Portrait of Charles Marcotte

Ingres, 1810, 93.7 x 69.4 cm. National Gallery of Art, Washington, D.C.

Portrait of Charles Marcotte (also known as Marcotte d'Argenteuil) is an 1810 oil on canvas painting by the French Neoclassical artist Jean-Auguste-Dominique Ingres, completed during the artists first stay in Rome. Charles Marie Jean Baptiste Marcotte (1773-1864) was a long term friend, loyal supporter and adviser to Ingres, and commissioned a number of portraits of his family and friends, as well as works such as Odalisque with Slave (1839). He was 23 years in age when the portrait was painted, and serving as inspector general for Waters and Forests in Napoleonic Rome.

Although handsome, and possessing strong bone structure, he is portrayed as dour and serious, dressed in an imposing military uniform, and given a stern facial expression, with tightly pursed lips, which are turned down at the corners. A number of art historians have noted how his stiffness resemble Ingres' own early self-portraits, particularly that of 1804.

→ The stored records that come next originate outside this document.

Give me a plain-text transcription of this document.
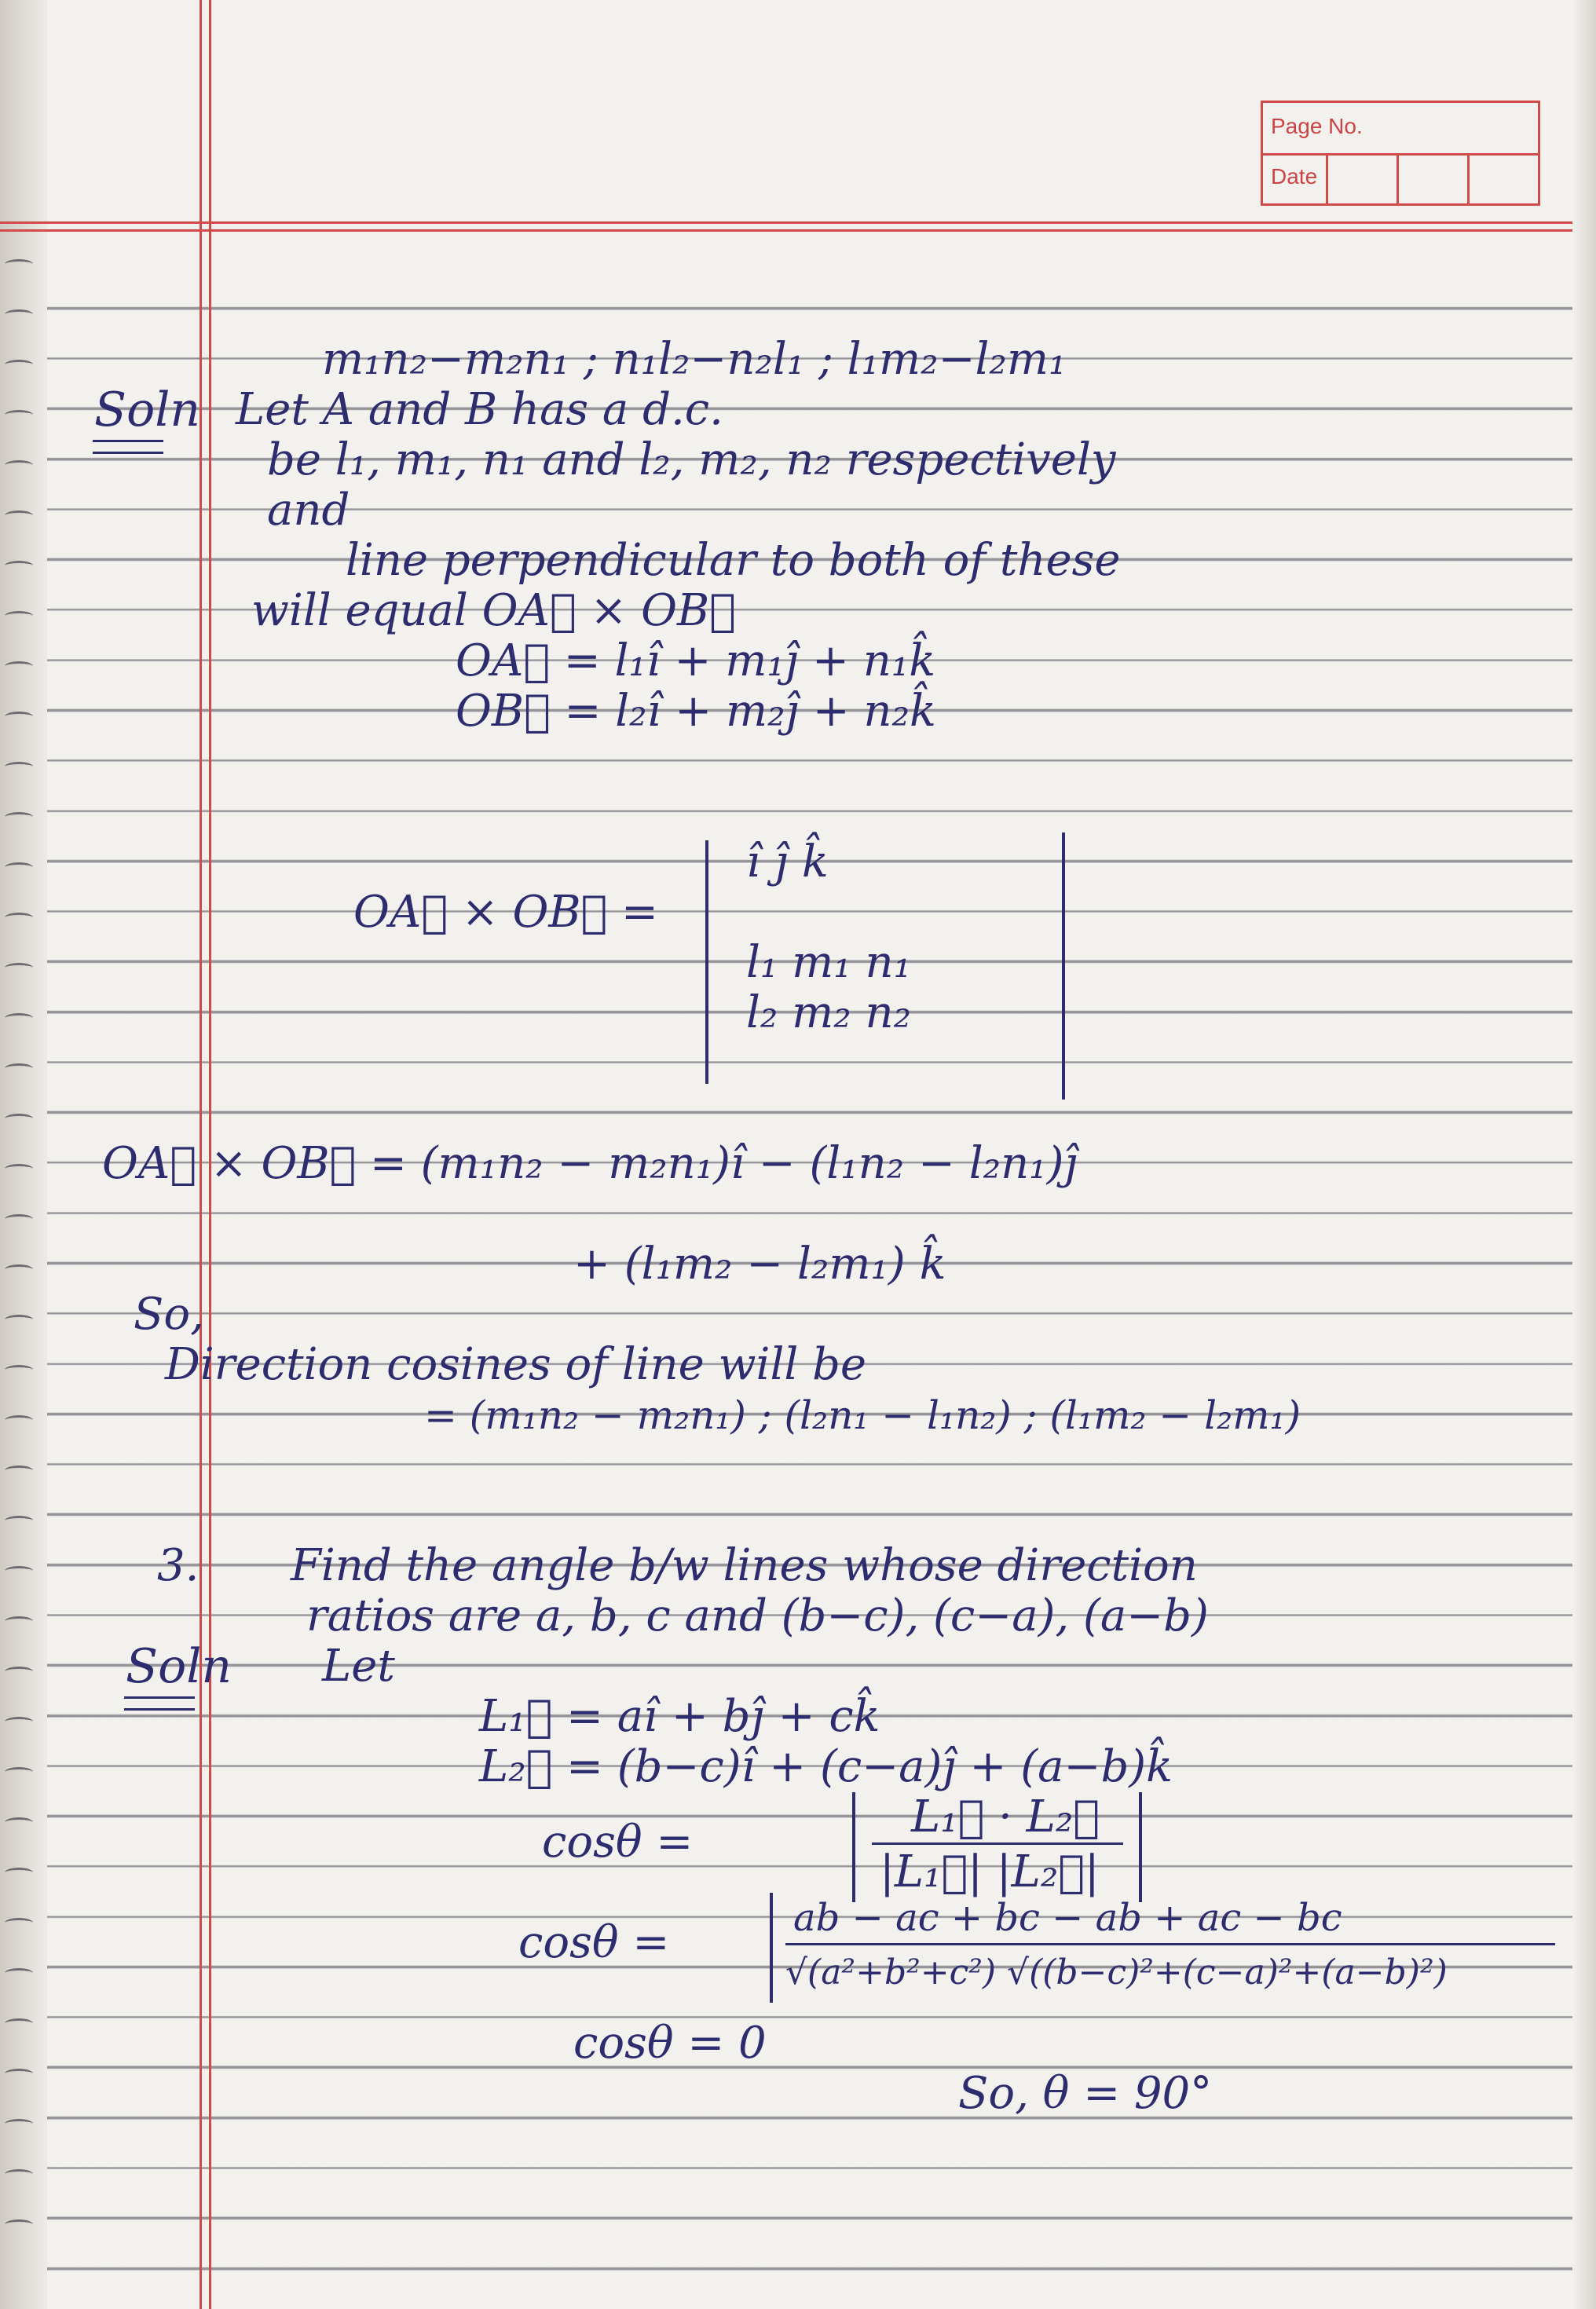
Page No.
Date
m₁n₂−m₂n₁ ; n₁l₂−n₂l₁ ; l₁m₂−l₂m₁
Soln Let A and B has a d.c.
be l₁, m₁, n₁ and l₂, m₂, n₂ respectively
and
line perpendicular to both of these
will equal OA⃗ × OB⃗
OA⃗ = l₁î + m₁ĵ + n₁k̂
OB⃗ = l₂î + m₂ĵ + n₂k̂
OA⃗ × OB⃗ =
î ĵ k̂
l₁ m₁ n₁
l₂ m₂ n₂
OA⃗ × OB⃗ = (m₁n₂ − m₂n₁)î − (l₁n₂ − l₂n₁)ĵ
+ (l₁m₂ − l₂m₁) k̂
So,
Direction cosines of line will be
= (m₁n₂ − m₂n₁) ; (l₂n₁ − l₁n₂) ; (l₁m₂ − l₂m₁)
3. Find the angle b/w lines whose direction
ratios are a, b, c and (b−c), (c−a), (a−b)
Soln Let
L₁⃗ = aî + bĵ + ck̂
L₂⃗ = (b−c)î + (c−a)ĵ + (a−b)k̂
cosθ =	L₁⃗ · L₂⃗
|L₁⃗| |L₂⃗|
cosθ =	ab − ac + bc − ab + ac − bc
√(a²+b²+c²) √((b−c)²+(c−a)²+(a−b)²)
cosθ = 0
So, θ = 90°
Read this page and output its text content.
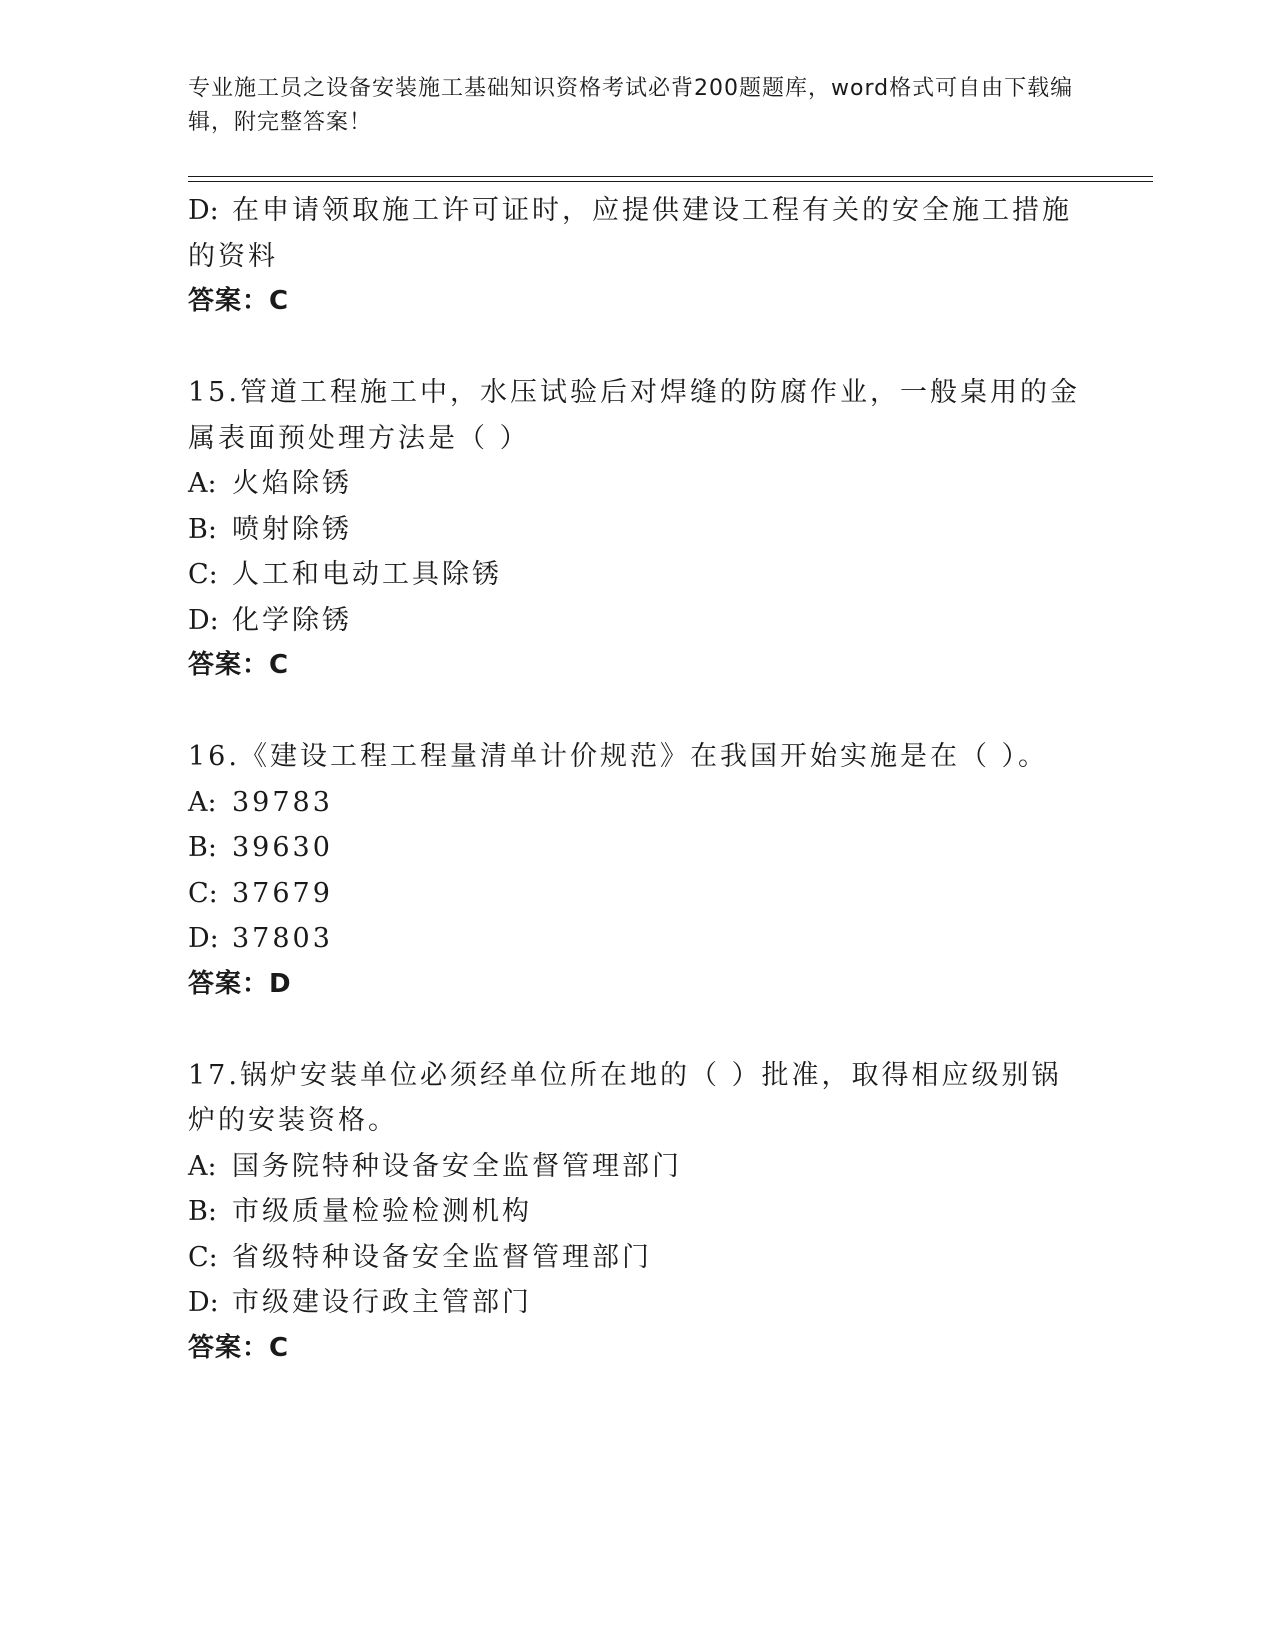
专业施工员之设备安装施工基础知识资格考试必背200题题库，word格式可自由下载编辑，附完整答案！
D: 在申请领取施工许可证时，应提供建设工程有关的安全施工措施的资料
答案：C
15.管道工程施工中，水压试验后对焊缝的防腐作业，一般桌用的金属表面预处理方法是（ ）
A: 火焰除锈
B: 喷射除锈
C: 人工和电动工具除锈
D: 化学除锈
答案：C
16.《建设工程工程量清单计价规范》在我国开始实施是在（ ）。
A: 39783
B: 39630
C: 37679
D: 37803
答案：D
17.锅炉安装单位必须经单位所在地的（ ）批准，取得相应级别锅炉的安装资格。
A: 国务院特种设备安全监督管理部门
B: 市级质量检验检测机构
C: 省级特种设备安全监督管理部门
D: 市级建设行政主管部门
答案：C
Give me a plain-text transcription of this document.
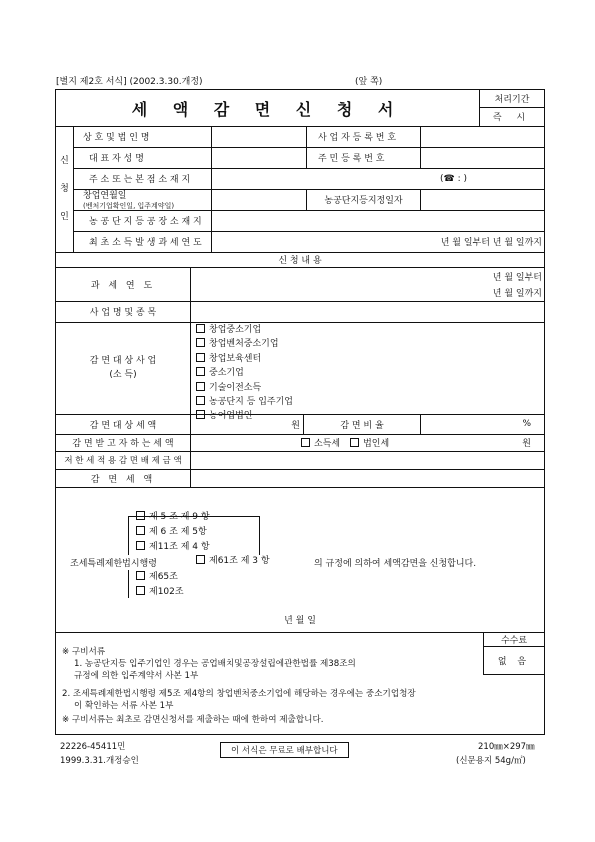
[별지 제2호 서식] (2002.3.30.개정)	(앞 쪽)
세 액 감 면 신 청 서	처리기간
즉 시
신
청
인
상 호 및 법 인 명	사 업 자 등 록 번 호
대 표 자 성 명	주 민 등 록 번 호
주 소 또 는 본 점 소 재 지	(☎ : )
창업연월일
(벤처기업확인일, 입주계약일)	농공단지등지정일자
농 공 단 지 등 공 장 소 재 지
최 초 소 득 발 생 과 세 연 도	년 월 일부터 년 월 일까지
신 청 내 용
과 세 연 도
년 월 일부터
년 월 일까지
사 업 명 및 종 목
감 면 대 상 사 업
(소 득)
창업중소기업
창업벤처중소기업
창업보육센터
중소기업
기술이전소득
농공단지 등 입주기업
농어업법인
감 면 대 상 세 액	원	감 면 비 율	%
감 면 받 고 자 하 는 세 액	소득세	법인세	원
저 한 세 적 용 감 면 배 제 금 액
감 면 세 액
제 5 조 제 9 항
제 6 조 제 5항
제11조 제 4 항
조세특례제한법시행령	제61조 제 3 항	의 규정에 의하여 세액감면을 신청합니다.
제65조
제102조
년 월 일
수수료
없 음
※ 구비서류
1. 농공단지등 입주기업인 경우는 공업배치및공장설립에관한법률 제38조의
규정에 의한 입주계약서 사본 1부
2. 조세특례제한법시행령 제5조 제4항의 창업벤처중소기업에 해당하는 경우에는 중소기업청장
이 확인하는 서류 사본 1부
※ 구비서류는 최초로 감면신청서를 제출하는 때에 한하여 제출합니다.
22226-45411민
1999.3.31.개정승인
이 서식은 무료로 배부합니다	210㎜×297㎜
(신문용지 54g/㎡)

Marcotte stands against a plain grey-green background, leaning against a table draped with a red cloth. His stiff, starched white and yellow neck collar appears tight and restrictive. He wears a blue carrick with a cape and velvet collar, over a white shirt and yellow waistcoat. Affectionately, his hair appears ruffled, which somewhat breaks the overall grim and morose tone. Special attention is given to his claw-like right hand, with its long sinuous fingers, the shape of which is echoed by the tassels protruding from the scroll beside him.

Marcotte commissioned the portrait as a gift to his mother. He did not like the final painting, finding it too stern, a fact Ingres asked him to keep to himself. It remained in his possession until his death in 1864, after which it passed to his son Joseph Marcotte, and then to his widow, and to his daughter Élisabeth Pougin de la Maisonneuve until 1935. It was acquired by Samuel H. Kress in 1949, and gifted to the National Gallery of Art in 1952.

Ingres signed and dated the painting on the lower right, over the red cloth.